Leornars didn't slow his pace. The gravity field intensified, the pressure enough to snap the ribs of a lesser man, but Leornars moved through it like a ghost through a curtain.

"Your math is emotional, Sir Knight," Leornars said, his voice undisturbed by the atmospheric pressure. "And emotional math always yields a remainder of error."

Ronald roared, clenching his fist to collapse the gravity around Leornars's heart. In that millisecond, Leornars vanished in a blur of silver mana. He reappeared instantly behind the knight, his leg extending in a brutal, high-velocity kick. The impact sounded like a hammer hitting an anvil. Ronald was sent flying, his heavy armor shrieking against the stone as he slammed into the perimeter wall, the masonry cracking behind him.
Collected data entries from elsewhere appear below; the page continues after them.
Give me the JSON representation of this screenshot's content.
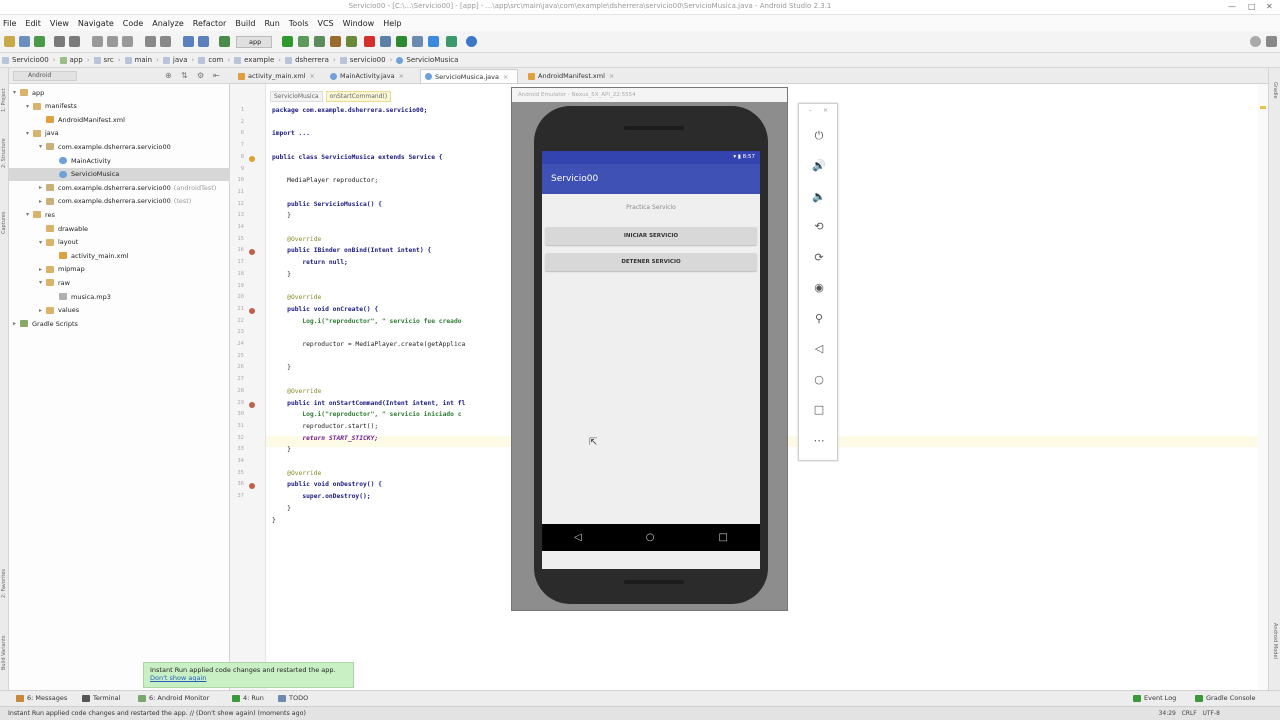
{
  "window": {
    "title": "Servicio00 - [C:\\...\\Servicio00] - [app] - ...\\app\\src\\main\\java\\com\\example\\dsherrera\\servicio00\\ServicioMusica.java - Android Studio 2.3.1"
  },
  "menu": [
    "File",
    "Edit",
    "View",
    "Navigate",
    "Code",
    "Analyze",
    "Refactor",
    "Build",
    "Run",
    "Tools",
    "VCS",
    "Window",
    "Help"
  ],
  "toolbar": {
    "run_config": "app"
  },
  "breadcrumbs": [
    "Servicio00",
    "app",
    "src",
    "main",
    "java",
    "com",
    "example",
    "dsherrera",
    "servicio00",
    "ServicioMusica"
  ],
  "project_panel": {
    "view_selector": "Android",
    "tree": [
      {
        "label": "app",
        "indent": 0,
        "arrow": "▾",
        "icon": "folder"
      },
      {
        "label": "manifests",
        "indent": 1,
        "arrow": "▾",
        "icon": "folder"
      },
      {
        "label": "AndroidManifest.xml",
        "indent": 2,
        "arrow": "",
        "icon": "xml"
      },
      {
        "label": "java",
        "indent": 1,
        "arrow": "▾",
        "icon": "folder"
      },
      {
        "label": "com.example.dsherrera.servicio00",
        "indent": 2,
        "arrow": "▾",
        "icon": "package"
      },
      {
        "label": "MainActivity",
        "indent": 3,
        "arrow": "",
        "icon": "class"
      },
      {
        "label": "ServicioMusica",
        "indent": 3,
        "arrow": "",
        "icon": "class",
        "selected": true
      },
      {
        "label": "com.example.dsherrera.servicio00",
        "suffix": "(androidTest)",
        "indent": 2,
        "arrow": "▸",
        "icon": "package"
      },
      {
        "label": "com.example.dsherrera.servicio00",
        "suffix": "(test)",
        "indent": 2,
        "arrow": "▸",
        "icon": "package"
      },
      {
        "label": "res",
        "indent": 1,
        "arrow": "▾",
        "icon": "folder"
      },
      {
        "label": "drawable",
        "indent": 2,
        "arrow": "",
        "icon": "folder"
      },
      {
        "label": "layout",
        "indent": 2,
        "arrow": "▾",
        "icon": "folder"
      },
      {
        "label": "activity_main.xml",
        "indent": 3,
        "arrow": "",
        "icon": "xml"
      },
      {
        "label": "mipmap",
        "indent": 2,
        "arrow": "▸",
        "icon": "folder"
      },
      {
        "label": "raw",
        "indent": 2,
        "arrow": "▾",
        "icon": "folder"
      },
      {
        "label": "musica.mp3",
        "indent": 3,
        "arrow": "",
        "icon": "file"
      },
      {
        "label": "values",
        "indent": 2,
        "arrow": "▸",
        "icon": "folder"
      },
      {
        "label": "Gradle Scripts",
        "indent": 0,
        "arrow": "▸",
        "icon": "gradle"
      }
    ]
  },
  "editor_tabs": [
    {
      "label": "activity_main.xml",
      "icon": "xml"
    },
    {
      "label": "MainActivity.java",
      "icon": "class"
    },
    {
      "label": "ServicioMusica.java",
      "icon": "class",
      "active": true
    },
    {
      "label": "AndroidManifest.xml",
      "icon": "xml"
    }
  ],
  "code_breadcrumbs": [
    "ServicioMusica",
    "onStartCommand()"
  ],
  "code": {
    "line_numbers": [
      "1",
      "2",
      "6",
      "7",
      "8",
      "9",
      "10",
      "11",
      "12",
      "13",
      "14",
      "15",
      "16",
      "17",
      "18",
      "19",
      "20",
      "21",
      "22",
      "23",
      "24",
      "25",
      "26",
      "27",
      "28",
      "29",
      "30",
      "31",
      "32",
      "33",
      "34",
      "35",
      "36",
      "37"
    ],
    "lines": [
      "package com.example.dsherrera.servicio00;",
      "",
      "import ...",
      "",
      "public class ServicioMusica extends Service {",
      "",
      "    MediaPlayer reproductor;",
      "",
      "    public ServicioMusica() {",
      "    }",
      "",
      "    @Override",
      "    public IBinder onBind(Intent intent) {",
      "        return null;",
      "    }",
      "",
      "    @Override",
      "    public void onCreate() {",
      "        Log.i(\"reproductor\", \" servicio fue creado",
      "",
      "        reproductor = MediaPlayer.create(getApplica",
      "",
      "    }",
      "",
      "    @Override",
      "    public int onStartCommand(Intent intent, int fl",
      "        Log.i(\"reproductor\", \" servicio iniciado c",
      "        reproductor.start();",
      "        return START_STICKY;",
      "    }",
      "",
      "    @Override",
      "    public void onDestroy() {",
      "        super.onDestroy();",
      "    }",
      "}"
    ]
  },
  "emulator": {
    "window_title": "Android Emulator - Nexus_5X_API_22:5554",
    "status_time": "8:57",
    "app_title": "Servicio00",
    "subtitle": "Practica Servicio",
    "button_start": "INICIAR SERVICIO",
    "button_stop": "DETENER SERVICIO"
  },
  "balloon": {
    "text": "Instant Run applied code changes and restarted the app.",
    "link": "Don't show again"
  },
  "bottom_tools_left": [
    "6: Messages",
    "Terminal",
    "6: Android Monitor",
    "4: Run",
    "TODO"
  ],
  "bottom_tools_right": [
    "Event Log",
    "Gradle Console"
  ],
  "status": {
    "message": "Instant Run applied code changes and restarted the app. // (Don't show again) (moments ago)",
    "position": "34:29",
    "line_sep": "CRLF",
    "encoding": "UTF-8"
  },
  "side_tabs_left": [
    "1: Project",
    "2: Structure",
    "Captures",
    "Build Variants",
    "2: Favorites"
  ],
  "side_tabs_right": [
    "Gradle",
    "Android Model"
  ],
  "colors": {
    "app_bar": "#3f51b5",
    "status_bar": "#3344b0",
    "balloon": "#c9efc4",
    "selection": "#d7d7d7"
  }
}
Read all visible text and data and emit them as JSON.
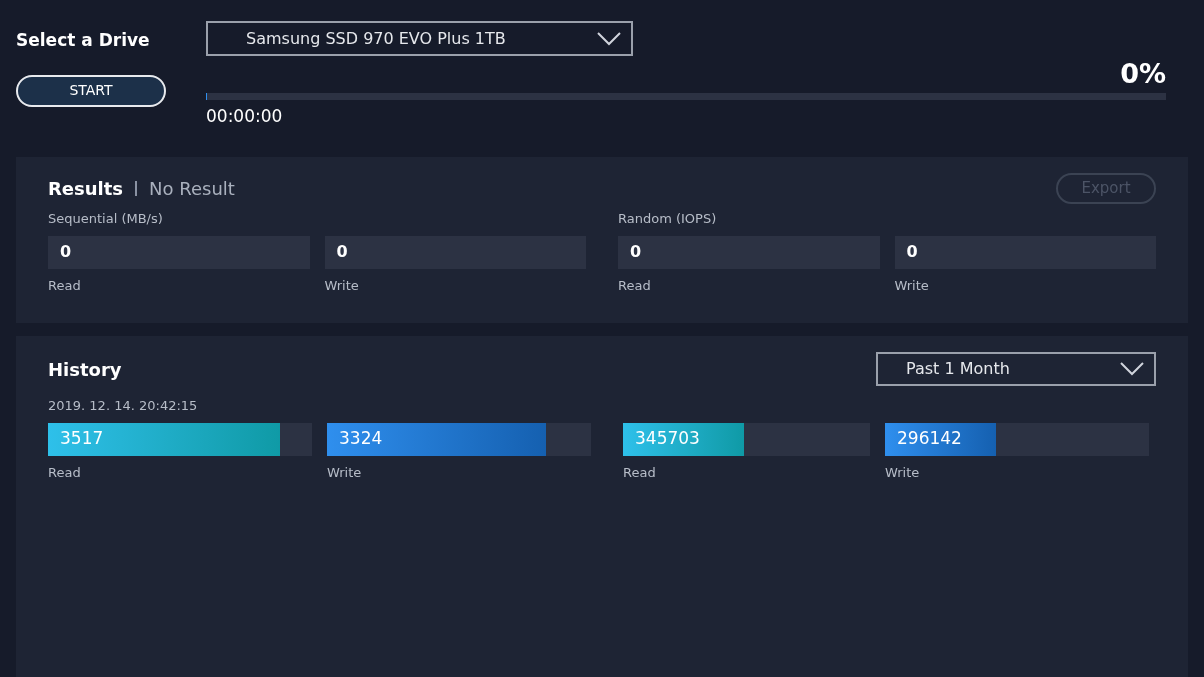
{
  "drive": {
    "label": "Select a Drive",
    "value": "Samsung SSD 970 EVO Plus 1TB"
  },
  "start_button": "START",
  "progress": {
    "percent": "0%",
    "level": 0,
    "elapsed": "00:00:00"
  },
  "results": {
    "title": "Results",
    "status": "No Result",
    "export": {
      "label": "Export",
      "disabled": true
    },
    "groups": [
      {
        "title": "Sequential (MB/s)",
        "fields": [
          {
            "value": "0",
            "label": "Read"
          },
          {
            "value": "0",
            "label": "Write"
          }
        ]
      },
      {
        "title": "Random (IOPS)",
        "fields": [
          {
            "value": "0",
            "label": "Read"
          },
          {
            "value": "0",
            "label": "Write"
          }
        ]
      }
    ]
  },
  "history": {
    "title": "History",
    "period": "Past 1 Month",
    "timestamp": "2019. 12. 14. 20:42:15",
    "bars": [
      {
        "kind": "read",
        "value": "3517",
        "label": "Read",
        "level": 0.88
      },
      {
        "kind": "write",
        "value": "3324",
        "label": "Write",
        "level": 0.83
      },
      {
        "kind": "read",
        "value": "345703",
        "label": "Read",
        "level": 0.49
      },
      {
        "kind": "write",
        "value": "296142",
        "label": "Write",
        "level": 0.42
      }
    ]
  }
}
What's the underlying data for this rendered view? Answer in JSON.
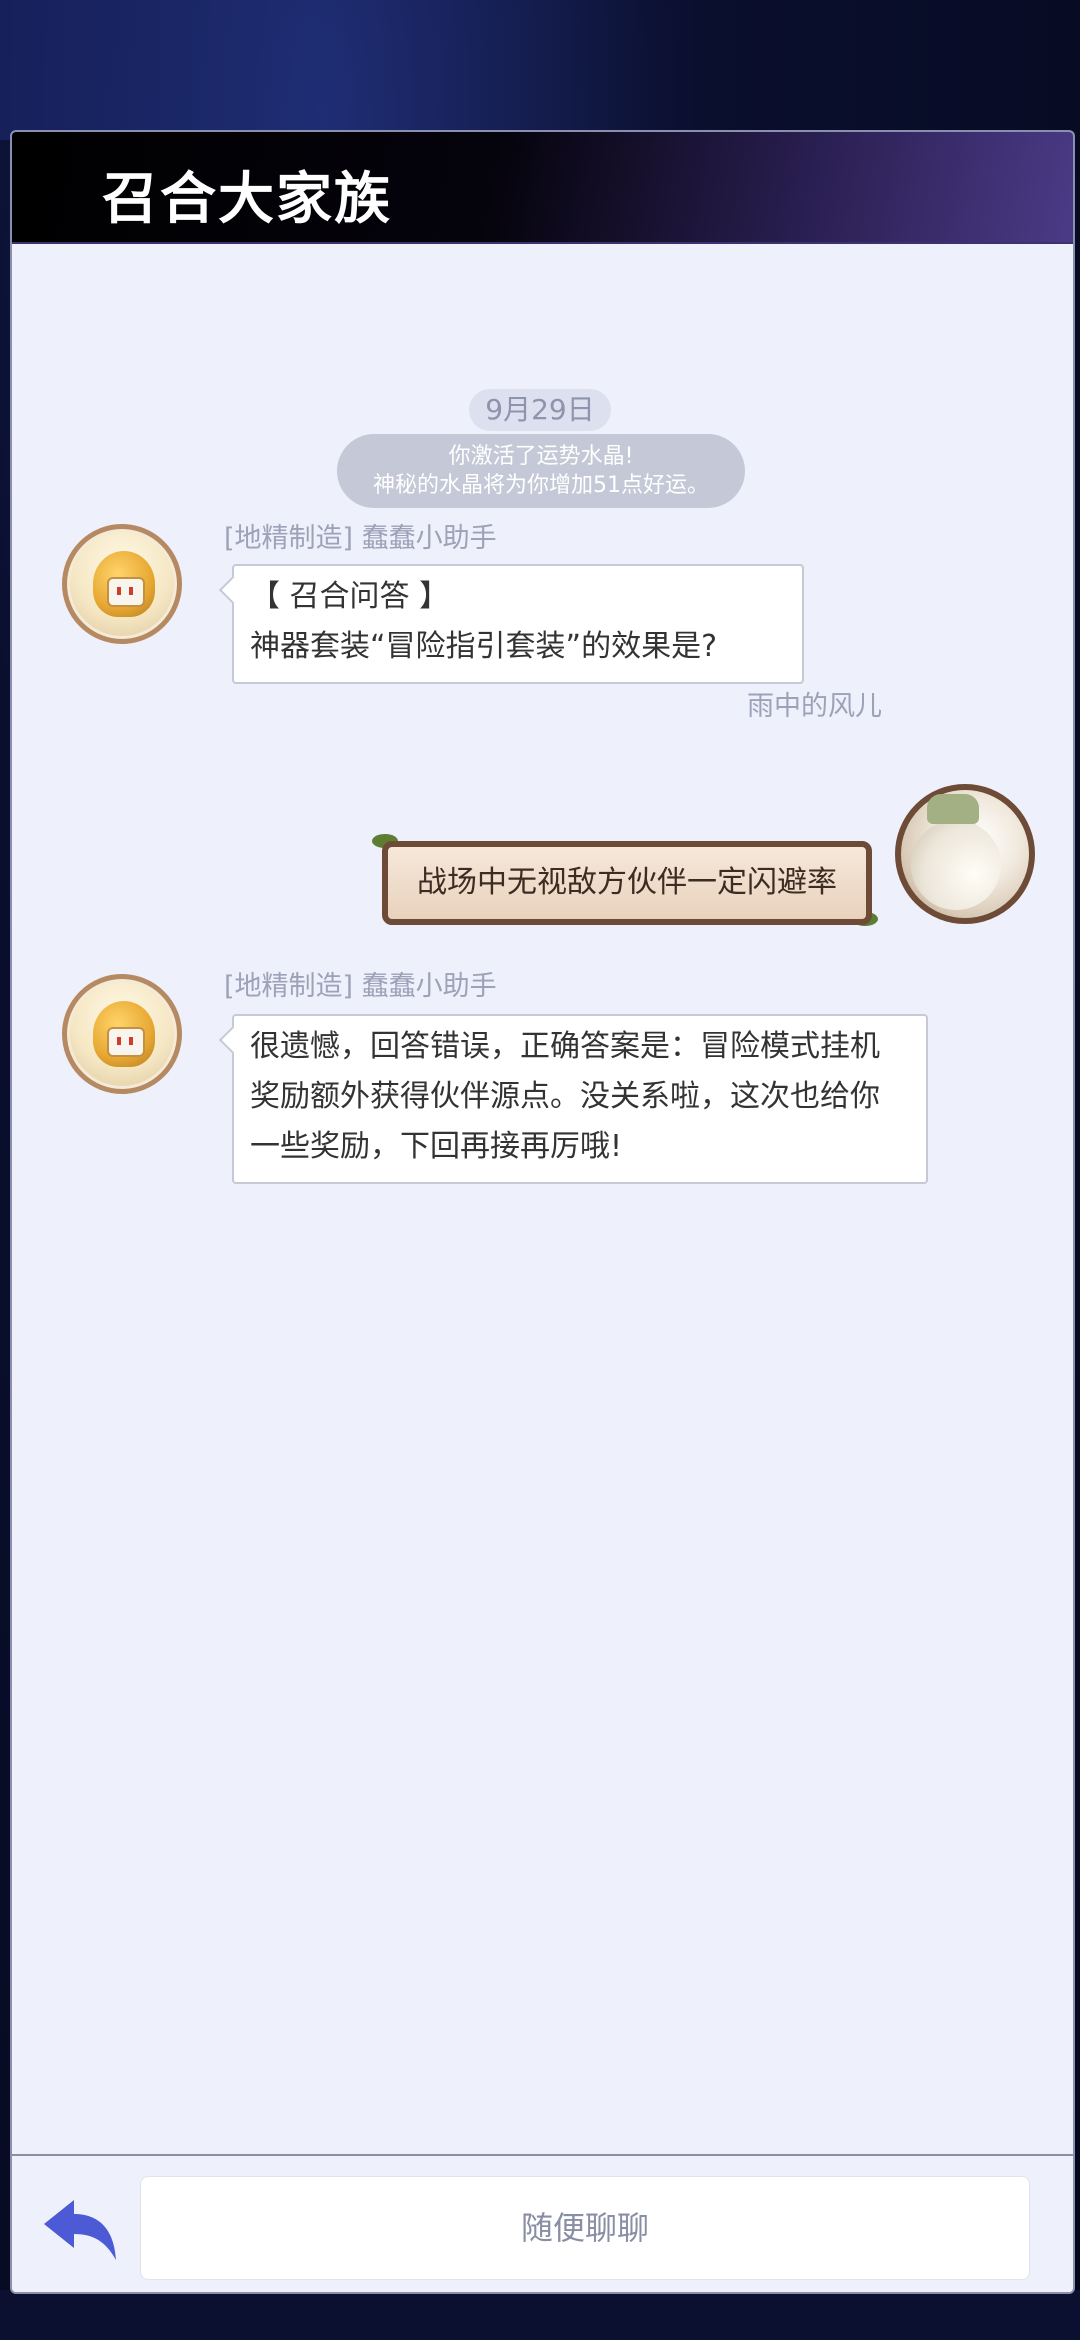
{
  "header": {
    "title": "召合大家族"
  },
  "chat": {
    "date": "9月29日",
    "system_message": {
      "line1": "你激活了运势水晶!",
      "line2": "神秘的水晶将为你增加51点好运。"
    },
    "messages": [
      {
        "sender": "[地精制造] 蠢蠢小助手",
        "avatar_icon": "goblin-robot-avatar",
        "lines": [
          "【 召合问答 】",
          "神器套装“冒险指引套装”的效果是?"
        ]
      },
      {
        "sender": "雨中的风儿",
        "avatar_icon": "anime-girl-avatar",
        "text": "战场中无视敌方伙伴一定闪避率"
      },
      {
        "sender": "[地精制造] 蠢蠢小助手",
        "avatar_icon": "goblin-robot-avatar",
        "lines": [
          "很遗憾，回答错误，正确答案是：冒险模式挂机",
          "奖励额外获得伙伴源点。没关系啦，这次也给你",
          "一些奖励，下回再接再厉哦!"
        ]
      }
    ]
  },
  "footer": {
    "back_icon": "back-arrow-icon",
    "input_placeholder": "随便聊聊"
  },
  "colors": {
    "panel_bg": "#eef0fb",
    "back_arrow": "#4d5ad6",
    "user_bubble_border": "#6d4b37"
  }
}
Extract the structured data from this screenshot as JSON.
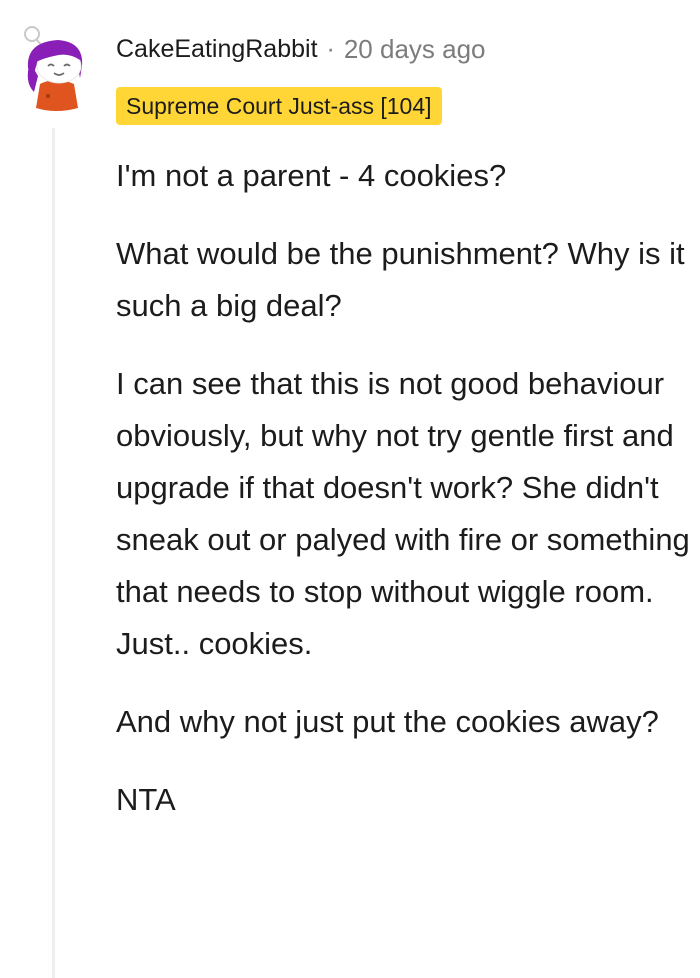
{
  "comment": {
    "username": "CakeEatingRabbit",
    "separator": "·",
    "timestamp": "20 days ago",
    "flair": "Supreme Court Just-ass [104]",
    "flair_color": "#ffd635",
    "avatar_icon": "snoo-avatar-purple-hair-orange-shirt",
    "paragraphs": [
      "I'm not a parent - 4 cookies?",
      "What would be the punishment? Why is it such a big deal?",
      "I can see that this is not good behaviour obviously, but why not try gentle first and upgrade if that doesn't work? She didn't sneak out or palyed with fire or something that needs to stop without wiggle room. Just.. cookies.",
      "And why not just put the cookies away?",
      "NTA"
    ]
  }
}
Leornars landed softly, his expression shifting from bored scholarly interest to a terrifying, absolute cold. The air temperature seemed to drop twenty degrees. He didn't even look at the man coughing blood in the ruins of the wall.

He turned his gaze to Stacian.

"He is a variable that refuses to be solved," Leornars said, his voice a razor's edge. "Do it. Age him."

Stacian stepped forward, her silver hair beginning to float as if caught in an updraft of pure time-mana. She raised her hand, her fingers tracing a circular sigil in the air that glowed with a pale, ghostly light.

"Chain Breaker: The Flow of the Past," Stacian whispered.

The Knight's eyes widened as a shimmering shroud of chronal energy enveloped him. The change was horrific. His thick, dark hair turned to brittle white straw in seconds. His muscular frame withered, the skin sagging into deep, papery wrinkles. His heavy plate armor, once a perfect fit, became a cavernous shell that slid off his shrinking shoulders, clattering uselessly onto the gravel. Within a minute, the formidable warrior was a hunched, trembling ancient, gasping for breath through toothless gums.

A squad of younger palace guards rounded the corner, drawn by the sound of the crash. They stopped, spears leveled, looking in confusion at the ruined wall and the withered old man in tattered under-garments.

Leornars adjusted his cuffs, his face returning to a mask of calm, civic duty. He looked at the guards with an air of mild offense.

"Guards," Leornars called out, his tone projecting the perfect authority of the Grand Administrator. "This wretch has managed to infiltrate the estate, draped in the stolen remains of Sir Ronald 's armor. It seems we have a delusional vagrant impersonating a Knight of the Realm. It is a desecration of the uniform."

The guards looked at the "old man," who was trying to point a shaking finger at Leornars, his voice nothing but a wheeze. They didn't see a hero; they saw exactly what Leornars told them to see: a pathetic, lying intruder.

"Take him away," Leornars commanded. "The penalty for impersonating a royal officer is execution by dawn. See that the records reflect his 'intrusion' accurately."

The guards seized the withered man by his bony arms, dragging him across the gravel. Sir Kaelen's muffled cries were ignored as the heavy doors of the dungeon opened to swallow him.

Leornars turned back toward the carriage, the silver pen clicking once in his hand.

"A clean subtraction," he remarked to Stacian. "Now, shall we go check on the Deep-Iron harvest? We have a schedule to keep."